Convidado a entrar, fui esperar na sala vizinha ao quarto.

– Vou chamar a menina – Disse a tia de voz amarga, pigarreando sem parar.
Meu coração disparou. Finalmente conheceria meu grande amor. Quanto tempo esperei, quanto confabulei imaginando este momento.

Mas o momento era único, impossível de imaginar.
Busquei reparar bem todos os detalhes, guardar todos os sentimentos. Pretendia, um dia, quando já velhos e, eu e ela, nos reuníssemos na sala com os netos, contaria todos os detalhes daquele momento que precedera a felicidade de toda nossa vida.
Um ruído estranho fez-se ouvir vindo pelo corredor, na certa do quarto da menina. É a velha, imaginei. Pus-me de pé. Não queria perder nenhum detalhe de sua entrada. O som crescia e meu coração disparava, já quase saltando, não cabia no peito.
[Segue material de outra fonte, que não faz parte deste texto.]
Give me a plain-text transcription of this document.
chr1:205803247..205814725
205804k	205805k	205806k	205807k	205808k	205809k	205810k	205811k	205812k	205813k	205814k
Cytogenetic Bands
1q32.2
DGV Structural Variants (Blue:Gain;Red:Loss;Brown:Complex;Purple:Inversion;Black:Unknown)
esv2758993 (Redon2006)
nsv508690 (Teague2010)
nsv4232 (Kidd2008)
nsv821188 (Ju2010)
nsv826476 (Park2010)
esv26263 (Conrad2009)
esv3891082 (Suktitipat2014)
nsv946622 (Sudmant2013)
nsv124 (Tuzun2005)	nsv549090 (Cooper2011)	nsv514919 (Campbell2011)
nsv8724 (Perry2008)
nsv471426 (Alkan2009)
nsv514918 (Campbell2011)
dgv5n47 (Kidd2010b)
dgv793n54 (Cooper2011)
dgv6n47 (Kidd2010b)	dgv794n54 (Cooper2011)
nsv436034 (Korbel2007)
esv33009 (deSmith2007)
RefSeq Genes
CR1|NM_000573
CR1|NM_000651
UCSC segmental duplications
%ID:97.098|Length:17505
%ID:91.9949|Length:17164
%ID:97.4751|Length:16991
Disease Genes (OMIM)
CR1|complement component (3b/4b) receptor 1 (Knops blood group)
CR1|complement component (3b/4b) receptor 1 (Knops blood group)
Primeiro vai entrar a velha, eu pensava. Mas não... O que é aquilo? Uma cadeira?
Sm, era uma cadeira. A menina, arrastada pela tia, vinha nela. Era linda como a da janela. Só um detalhe, lhe faltava as duas pernas.
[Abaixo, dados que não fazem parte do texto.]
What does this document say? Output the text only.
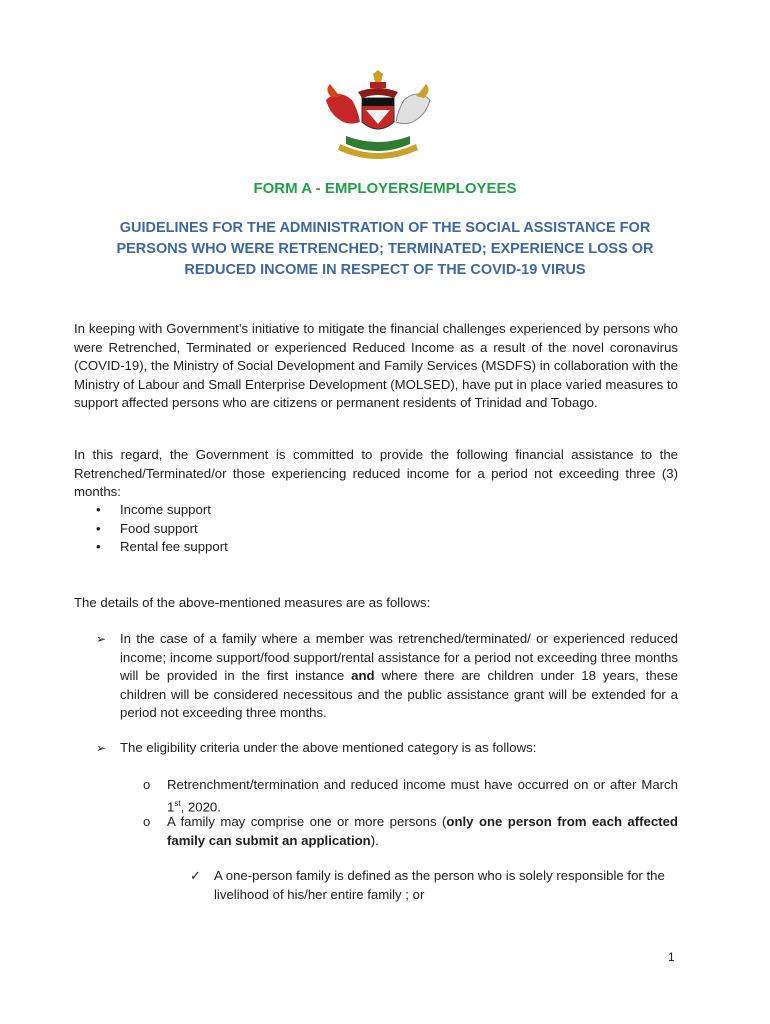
FORM A - EMPLOYERS/EMPLOYEES
GUIDELINES FOR THE ADMINISTRATION OF THE SOCIAL ASSISTANCE FOR
PERSONS WHO WERE RETRENCHED; TERMINATED; EXPERIENCE LOSS OR
REDUCED INCOME IN RESPECT OF THE COVID-19 VIRUS

In keeping with Government’s initiative to mitigate the financial challenges experienced by persons who were Retrenched, Terminated or experienced Reduced Income as a result of the novel coronavirus (COVID-19), the Ministry of Social Development and Family Services (MSDFS) in collaboration with the Ministry of Labour and Small Enterprise Development (MOLSED), have put in place varied measures to support affected persons who are citizens or permanent residents of Trinidad and Tobago.

In this regard, the Government is committed to provide the following financial assistance to the Retrenched/Terminated/or those experiencing reduced income for a period not exceeding three (3) months:

• Income support
• Food support
• Rental fee support

The details of the above-mentioned measures are as follows:

➢ In the case of a family where a member was retrenched/terminated/ or experienced reduced income; income support/food support/rental assistance for a period not exceeding three months will be provided in the first instance and where there are children under 18 years, these children will be considered necessitous and the public assistance grant will be extended for a period not exceeding three months.
➢ The eligibility criteria under the above mentioned category is as follows:
o Retrenchment/termination and reduced income must have occurred on or after March 1st, 2020.
o A family may comprise one or more persons (only one person from each affected family can submit an application).
✓ A one-person family is defined as the person who is solely responsible for the livelihood of his/her entire family ; or
1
De susto estremeci e quase cai. Meu sonho desmoronou, aportou na noite triste da realidade. E a grande pergunta surgiu: Namoraria a menina sem pernas emoldurada pela janela?
Constrangedoras foram as palavras ditas naquela hora. Realmente havia tido outros, muitos outros pretendentes. Mas, como eu, todos se foram encabulamos, assustados e sem entender que a menina ainda assim era feliz. Tolos somos nós os idealizadores do amor. Ela vivia e amava, sem idealizar nada. Olhava o céu, via as nuvens, as estrelas, e aprendia com elas. Do mais alto sorvia o que precisava para viver. E dali, de sua janela, irradiava luz para as flores do jardim. E elas correspondiam, cresciam, floresciam, enchiam de perfume o quarto da menina órfã, sem pernas, que eu não soube amar, e jamais esqueci.

Hoje, não tenho netos. Pergunto-me se não estariam ali, naquela janela, esperando por mim. Pergunto-me se ali, na praça daquela cidade, não deixara para sempre, emoldurada pela janela, o rosto da minha felicidade. Idealizei e não vivi. E continuei idealizando a vida toda, acumulando desilusões. Tudo porque não soube ver que aquela menina, sem pernas, sabia voar.